OPEC expected to cut oil output after Russian reduction
Thursday, December 6, 2001
LONDON -- OPEC is poised to trigger a 6 percent cut in its official crude oil output after Russia, relenting to intense pressure, agreed to reduce its production by 150,000 barrels a day to help prop up sagging oil prices.
Russia's decision Wednesday ended a showdown with the Organization of Petroleum Exporting Countries that threatened to unleash a price war for crude. One energy analyst forecast that the overall decrease in oil output would nudge gasoline prices higher but said he expected the rise would be modest.
Oil futures surged almost $1 higher on the news, then fell back as skepticism grew about Russia's resolve to honor its commitment.
OPEC was preparing to issue a communique Thursday announcing it would proceed with cuts of 1.5 million barrels a day in its own production, said an official from the group's headquarters in Vienna, Austria. OPEC's secretary-general, Ali Rodriguez, was conferring with OPEC oil ministers on the document's wording, the official said.
After the decision in Russia, attention shifted to Norway, the world's third-largest exporter of oil behind Saudi Arabia and Russia. OPEC has asked Norway for similar cuts.
A firm commitment from Norway, together with the pledge from Russia, would come very close to satisfying OPEC's demand that oil-producing countries outside the group cooperate with its plan to reduce its own production by 1.5 million barrels a day, or 6 percent.
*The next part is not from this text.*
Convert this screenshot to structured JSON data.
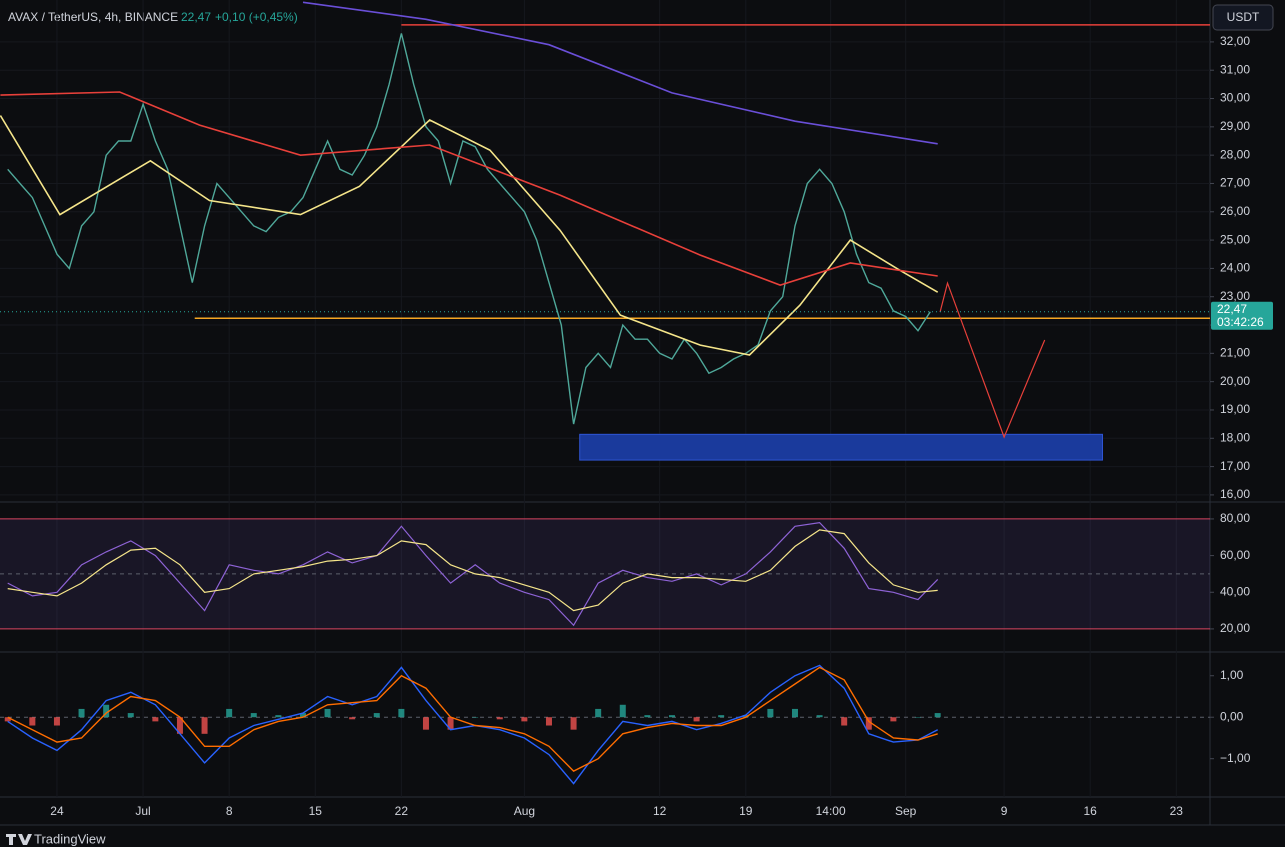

OPEC supplies about a third of the world's oil.
"I think it makes triggering the OPEC cuts a near certainty," said George Beranek of The Petroleum Finance Co., a Washington consultancy.
"That's going to mean, over time, higher crude prices, which will be reflected in higher refined product prices," he said.
However, energy analysts noted that U.S. inventories of gasoline and other refined products are plentiful. "I really don't think we have to worry about a return to last spring's very high gasoline prices," Beranek said.
In an unusual act of diplomatic brinksmanship, OPEC insisted last month that non-OPEC producers promise to trim their output by a total of 500,000 barrels a day before it would put its own cuts into effect Jan. 1.